Beautiful, honest and moving. Thank you.
Great article Jason. Yes, we are given just the good things, but must realize that our ancestors (and relatives) are imperfect just as we are.
As a descendant of Captain Cornelius Lott, who has been one-dimensionally portrayed as a big ol’ meanie bullying the saintly widow of Hyrum Smith, I appreciate the reminder that one or even a handful of well-known stories do not necessarily constitute an entire character.
Chimamanda Ngozi Adichie gave a wonderful TED talk called “The Danger of a Single Story” that reflects on this as well: http://www.ted.com/talks/chimamanda_adichie_the_danger_of_a_single_story
emig: Anderson’s Dialogue article does a great job of recuperating Cornelius Lott.
There is also the tithing story as retold by her son.
You’re right; I’ve updated the OP accordingly. Thanks for the correction.
Excellent stuff, Jason. Idolatry on both sides indeed.
Ubi caritas, the best thing about Maundy Thursday.
Exactly what I needed to read today – in all my imperfection.
Here’s another possibility for music: http://saturdaychorale.com/2012/09/12/giovanni-pierluigi-da-palestrina-15256-1594-vidi-turbam-magnam/
So good, Kristine! What a lovely vision of the saints gathered before God’s throne. And you’ve given me a great new site for the old RSS reader, too. Thank you!
Wonderful stuff. Thanks Jason.
The tension between God commanding perfection and presumably realizing we’ll all fail is interesting to me. That we allow ourselves our imperfections, but deny them to our ancestors (actual or spiritual) seems related. It’s like when Adam Miller talks about the gap between our stories and our lives.
Very perceptive comment, John C. I’m advocating that we honor lives more than stories, I suppose.
Of course I say that, but my own practice here is more complicated, because I’m still telling a story about Mary Fielding Smith for a basically didactic purpose. We can’t get away from maps and stories, to use Adam Miller’s language, but I’ll admit to still having a few qualms with this post on that front.
Thanks for this post, Jason.
Ironically, denying people’s faults denies a universal atonement. That is true as much for one person as another, no matter each person’s standing in life or esteem in our eyes. Our leaders and those we esteem highly are just as fully human as we are, although they might or might not have more or fewer faults than any regular person. They, just like we, are still incomplete, partial and only partly developed. We might not realize what we are doing when we put others on a pedestal and tell only about their virtues while ignoring their vices, but it does violence to the most amazing concept every taught when we do it.

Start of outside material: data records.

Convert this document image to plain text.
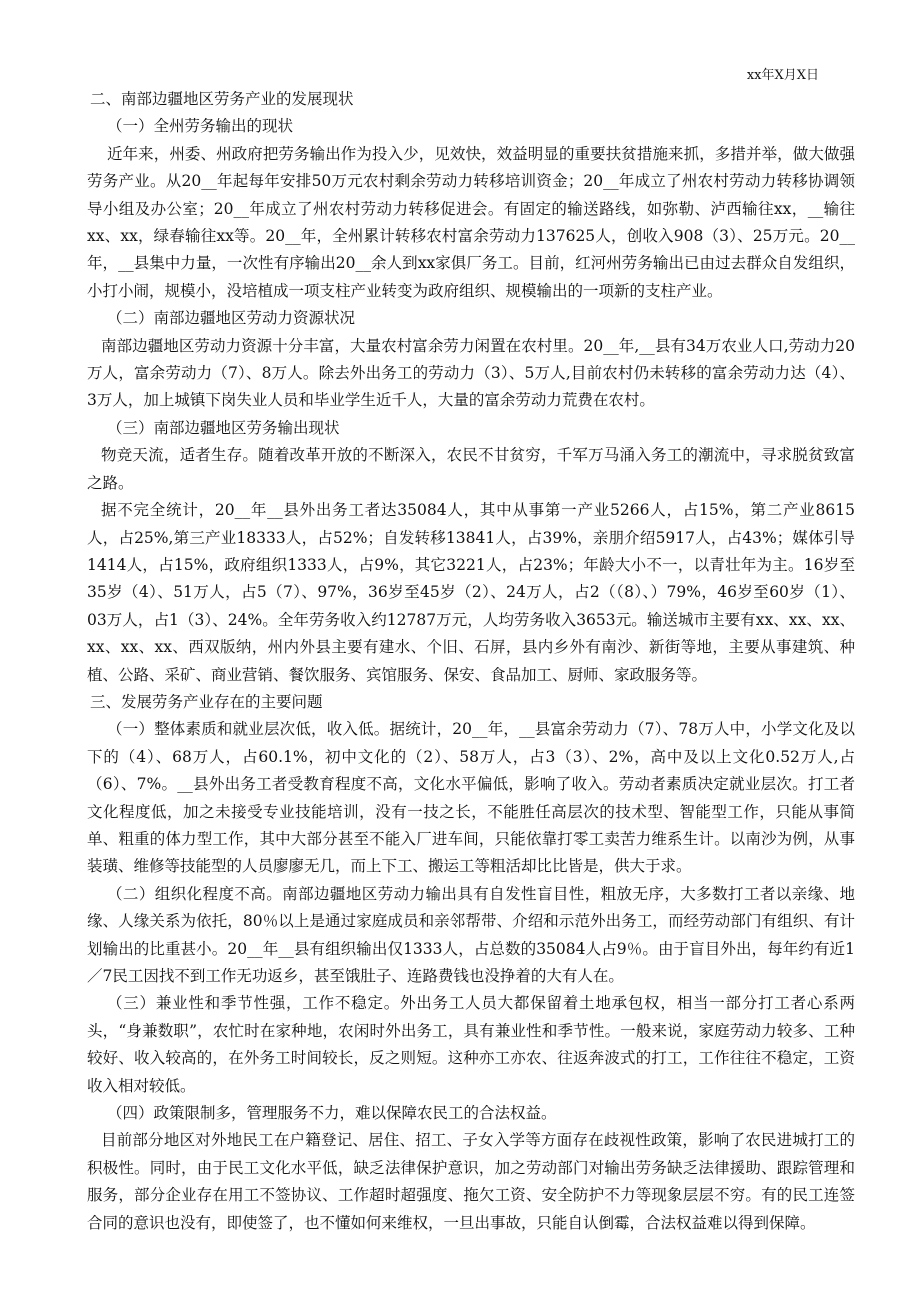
xx年X月X日

二、南部边疆地区劳务产业的发展现状

（一）全州劳务输出的现状

近年来，州委、州政府把劳务输出作为投入少，见效快，效益明显的重要扶贫措施来抓，多措并举，做大做强劳务产业。从20__年起每年安排50万元农村剩余劳动力转移培训资金；20__年成立了州农村劳动力转移协调领导小组及办公室；20__年成立了州农村劳动力转移促进会。有固定的输送路线，如弥勒、泸西输往xx，__输往xx、xx，绿春输往xx等。20__年，全州累计转移农村富余劳动力137625人，创收入908（3）、25万元。20__年，__县集中力量，一次性有序输出20__余人到xx家俱厂务工。目前，红河州劳务输出已由过去群众自发组织，小打小闹，规模小，没培植成一项支柱产业转变为政府组织、规模输出的一项新的支柱产业。

（二）南部边疆地区劳动力资源状况

南部边疆地区劳动力资源十分丰富，大量农村富余劳力闲置在农村里。20__年,__县有34万农业人口,劳动力20万人，富余劳动力（7）、8万人。除去外出务工的劳动力（3）、5万人,目前农村仍未转移的富余劳动力达（4）、3万人，加上城镇下岗失业人员和毕业学生近千人，大量的富余劳动力荒费在农村。

（三）南部边疆地区劳务输出现状

物竞天流，适者生存。随着改革开放的不断深入，农民不甘贫穷，千军万马涌入务工的潮流中，寻求脱贫致富之路。

据不完全统计，20__年__县外出务工者达35084人，其中从事第一产业5266人，占15%，第二产业8615人，占25%,第三产业18333人，占52%；自发转移13841人，占39%，亲朋介绍5917人，占43%；媒体引导1414人，占15%，政府组织1333人，占9%，其它3221人，占23%；年龄大小不一，以青壮年为主。16岁至35岁（4）、51万人，占5（7）、97%，36岁至45岁（2）、24万人，占2（（8）、）79%，46岁至60岁（1）、03万人，占1（3）、24%。全年劳务收入约12787万元，人均劳务收入3653元。输送城市主要有xx、xx、xx、xx、xx、xx、西双版纳，州内外县主要有建水、个旧、石屏，县内乡外有南沙、新街等地，主要从事建筑、种植、公路、采矿、商业营销、餐饮服务、宾馆服务、保安、食品加工、厨师、家政服务等。

三、发展劳务产业存在的主要问题

（一）整体素质和就业层次低，收入低。据统计，20__年，__县富余劳动力（7）、78万人中，小学文化及以下的（4）、68万人，占60.1%，初中文化的（2）、58万人，占3（3）、2%，高中及以上文化0.52万人,占（6）、7%。__县外出务工者受教育程度不高，文化水平偏低，影响了收入。劳动者素质决定就业层次。打工者文化程度低，加之未接受专业技能培训，没有一技之长，不能胜任高层次的技术型、智能型工作，只能从事简单、粗重的体力型工作，其中大部分甚至不能入厂进车间，只能依靠打零工卖苦力维系生计。以南沙为例，从事装璜、维修等技能型的人员廖廖无几，而上下工、搬运工等粗活却比比皆是，供大于求。

（二）组织化程度不高。南部边疆地区劳动力输出具有自发性盲目性，粗放无序，大多数打工者以亲缘、地缘、人缘关系为依托，80％以上是通过家庭成员和亲邻帮带、介绍和示范外出务工，而经劳动部门有组织、有计划输出的比重甚小。20__年__县有组织输出仅1333人，占总数的35084人占9％。由于盲目外出，每年约有近1／7民工因找不到工作无功返乡，甚至饿肚子、连路费钱也没挣着的大有人在。

（三）兼业性和季节性强，工作不稳定。外出务工人员大都保留着土地承包权，相当一部分打工者心系两头，“身兼数职”，农忙时在家种地，农闲时外出务工，具有兼业性和季节性。一般来说，家庭劳动力较多、工种较好、收入较高的，在外务工时间较长，反之则短。这种亦工亦农、往返奔波式的打工，工作往往不稳定，工资收入相对较低。

（四）政策限制多，管理服务不力，难以保障农民工的合法权益。

目前部分地区对外地民工在户籍登记、居住、招工、子女入学等方面存在歧视性政策，影响了农民进城打工的积极性。同时，由于民工文化水平低，缺乏法律保护意识，加之劳动部门对输出劳务缺乏法律援助、跟踪管理和服务，部分企业存在用工不签协议、工作超时超强度、拖欠工资、安全防护不力等现象层层不穷。有的民工连签合同的意识也没有，即使签了，也不懂如何来维权，一旦出事故，只能自认倒霉，合法权益难以得到保障。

Jason, this is wonderful stuff. Someday I hope a perceptive student of history will write something similar about you.
Jason you are quickly becoming in my mind at least one of the best, most insightful bloggers in the ‘nacle. More of this please.

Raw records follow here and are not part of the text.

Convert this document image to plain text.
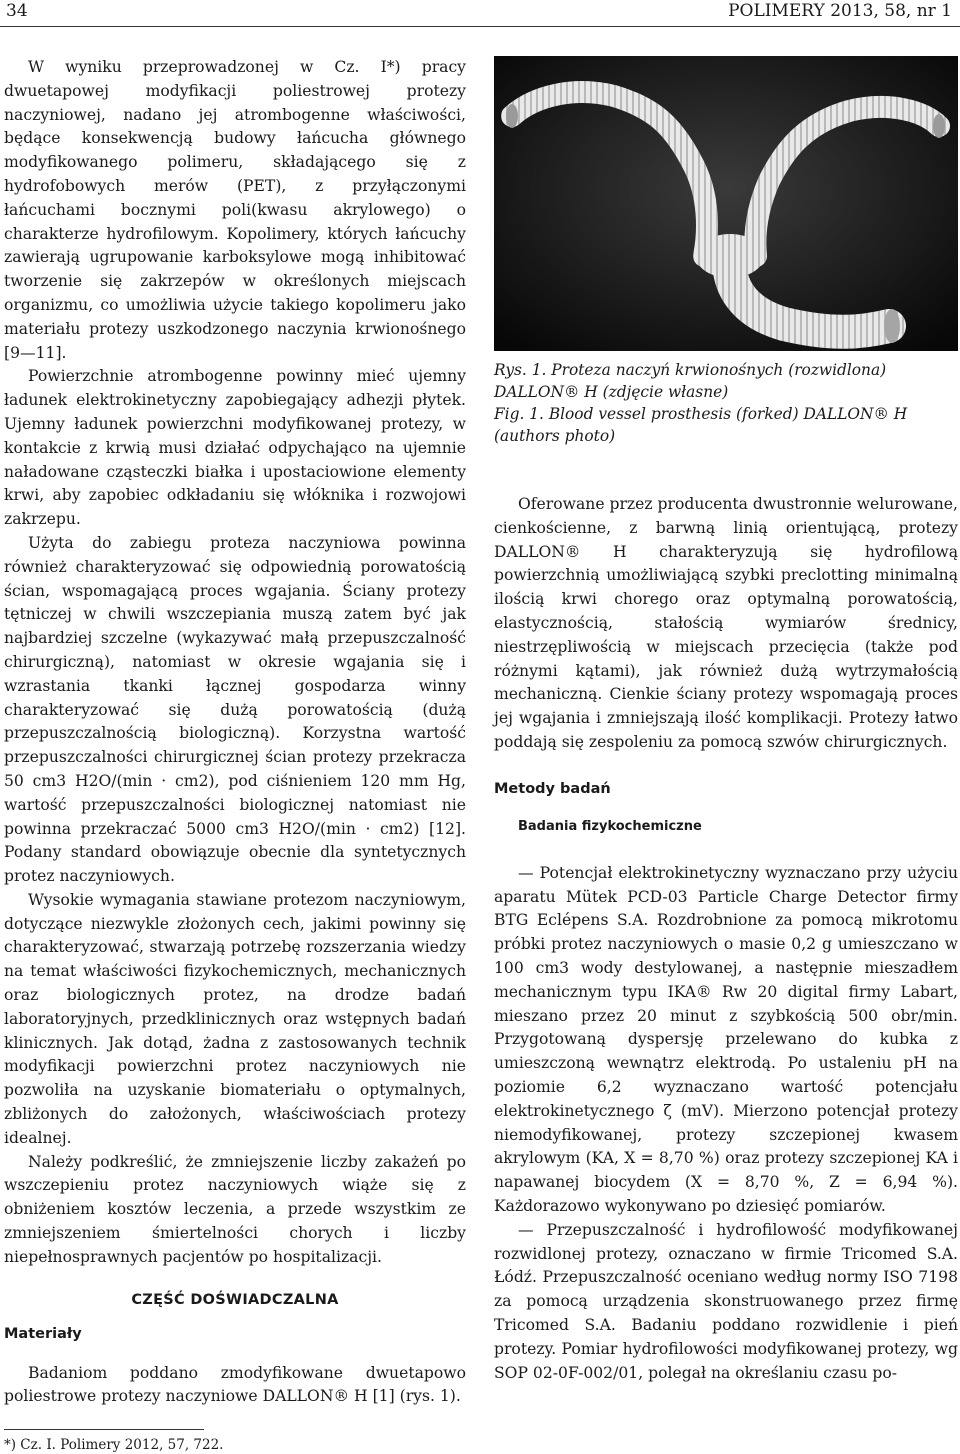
34	POLIMERY 2013, 58, nr 1

W wyniku przeprowadzonej w Cz. I*) pracy dwuetapowej modyfikacji poliestrowej protezy naczyniowej, nadano jej atrombogenne właściwości, będące konsekwencją budowy łańcucha głównego modyfikowanego polimeru, składającego się z hydrofobowych merów (PET), z przyłączonymi łańcuchami bocznymi poli(kwasu akrylowego) o charakterze hydrofilowym. Kopolimery, których łańcuchy zawierają ugrupowanie karboksylowe mogą inhibitować tworzenie się zakrzepów w określonych miejscach organizmu, co umożliwia użycie takiego kopolimeru jako materiału protezy uszkodzonego naczynia krwionośnego [9—11].

Powierzchnie atrombogenne powinny mieć ujemny ładunek elektrokinetyczny zapobiegający adhezji płytek. Ujemny ładunek powierzchni modyfikowanej protezy, w kontakcie z krwią musi działać odpychająco na ujemnie naładowane cząsteczki białka i upostaciowione elementy krwi, aby zapobiec odkładaniu się włóknika i rozwojowi zakrzepu.

Użyta do zabiegu proteza naczyniowa powinna również charakteryzować się odpowiednią porowatością ścian, wspomagającą proces wgajania. Ściany protezy tętniczej w chwili wszczepiania muszą zatem być jak najbardziej szczelne (wykazywać małą przepuszczalność chirurgiczną), natomiast w okresie wgajania się i wzrastania tkanki łącznej gospodarza winny charakteryzować się dużą porowatością (dużą przepuszczalnością biologiczną). Korzystna wartość przepuszczalności chirurgicznej ścian protezy przekracza 50 cm3 H2O/(min · cm2), pod ciśnieniem 120 mm Hg, wartość przepuszczalności biologicznej natomiast nie powinna przekraczać 5000 cm3 H2O/(min · cm2) [12]. Podany standard obowiązuje obecnie dla syntetycznych protez naczyniowych.

Wysokie wymagania stawiane protezom naczyniowym, dotyczące niezwykle złożonych cech, jakimi powinny się charakteryzować, stwarzają potrzebę rozszerzania wiedzy na temat właściwości fizykochemicznych, mechanicznych oraz biologicznych protez, na drodze badań laboratoryjnych, przedklinicznych oraz wstępnych badań klinicznych. Jak dotąd, żadna z zastosowanych technik modyfikacji powierzchni protez naczyniowych nie pozwoliła na uzyskanie biomateriału o optymalnych, zbliżonych do założonych, właściwościach protezy idealnej.

Należy podkreślić, że zmniejszenie liczby zakażeń po wszczepieniu protez naczyniowych wiąże się z obniżeniem kosztów leczenia, a przede wszystkim ze zmniejszeniem śmiertelności chorych i liczby niepełnosprawnych pacjentów po hospitalizacji.

CZĘŚĆ DOŚWIADCZALNA
Materiały

Badaniom poddano zmodyfikowane dwuetapowo poliestrowe protezy naczyniowe DALLON® H [1] (rys. 1).

*) Cz. I. Polimery 2012, 57, 722.

Rys. 1. Proteza naczyń krwionośnych (rozwidlona) DALLON® H (zdjęcie własne)

Fig. 1. Blood vessel prosthesis (forked) DALLON® H (authors photo)

Oferowane przez producenta dwustronnie welurowane, cienkościenne, z barwną linią orientującą, protezy DALLON® H charakteryzują się hydrofilową powierzchnią umożliwiającą szybki preclotting minimalną ilością krwi chorego oraz optymalną porowatością, elastycznością, stałością wymiarów średnicy, niestrzępliwością w miejscach przecięcia (także pod różnymi kątami), jak również dużą wytrzymałością mechaniczną. Cienkie ściany protezy wspomagają proces jej wgajania i zmniejszają ilość komplikacji. Protezy łatwo poddają się zespoleniu za pomocą szwów chirurgicznych.

Metody badań
Badania fizykochemiczne

— Potencjał elektrokinetyczny wyznaczano przy użyciu aparatu Mütek PCD-03 Particle Charge Detector firmy BTG Eclépens S.A. Rozdrobnione za pomocą mikrotomu próbki protez naczyniowych o masie 0,2 g umieszczano w 100 cm3 wody destylowanej, a następnie mieszadłem mechanicznym typu IKA® Rw 20 digital firmy Labart, mieszano przez 20 minut z szybkością 500 obr/min. Przygotowaną dyspersję przelewano do kubka z umieszczoną wewnątrz elektrodą. Po ustaleniu pH na poziomie 6,2 wyznaczano wartość potencjału elektrokinetycznego ζ (mV). Mierzono potencjał protezy niemodyfikowanej, protezy szczepionej kwasem akrylowym (KA, X = 8,70 %) oraz protezy szczepionej KA i napawanej biocydem (X = 8,70 %, Z = 6,94 %). Każdorazowo wykonywano po dziesięć pomiarów.

— Przepuszczalność i hydrofilowość modyfikowanej rozwidlonej protezy, oznaczano w firmie Tricomed S.A. Łódź. Przepuszczalność oceniano według normy ISO 7198 za pomocą urządzenia skonstruowanego przez firmę Tricomed S.A. Badaniu poddano rozwidlenie i pień protezy. Pomiar hydrofilowości modyfikowanej protezy, wg SOP 02-0F-002/01, polegał na określaniu czasu po-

Thanks, Steve and Mathew. You’re too kind.
They speak the truth, Jason.
Hope you don’t mind me posting the beautiful Latin and the accompanying translation. Also, I have quite an obsession for what I consider the pristine sound of boy/male choirs. Love that you posted one from Choir of King’s College.
Ubi caritas et amor, Deus ibi est.
Congregavit nos in unum Christi amor.
Exultemus, et in ipso iucundemur.
Timeamus, et amemus Deum vivum.
Et ex corde diligamus nos sincero.
Where charity and love are, God is there.
Christ’s love has gathered us into one.
Let us rejoice and be pleased in Him.
Let us fear, and let us love the living God.
And may we love each other with a sincere heart.
Amen.
I don’t mind in the least; thank you! And you’ll find plenty of love for boy choirs around here!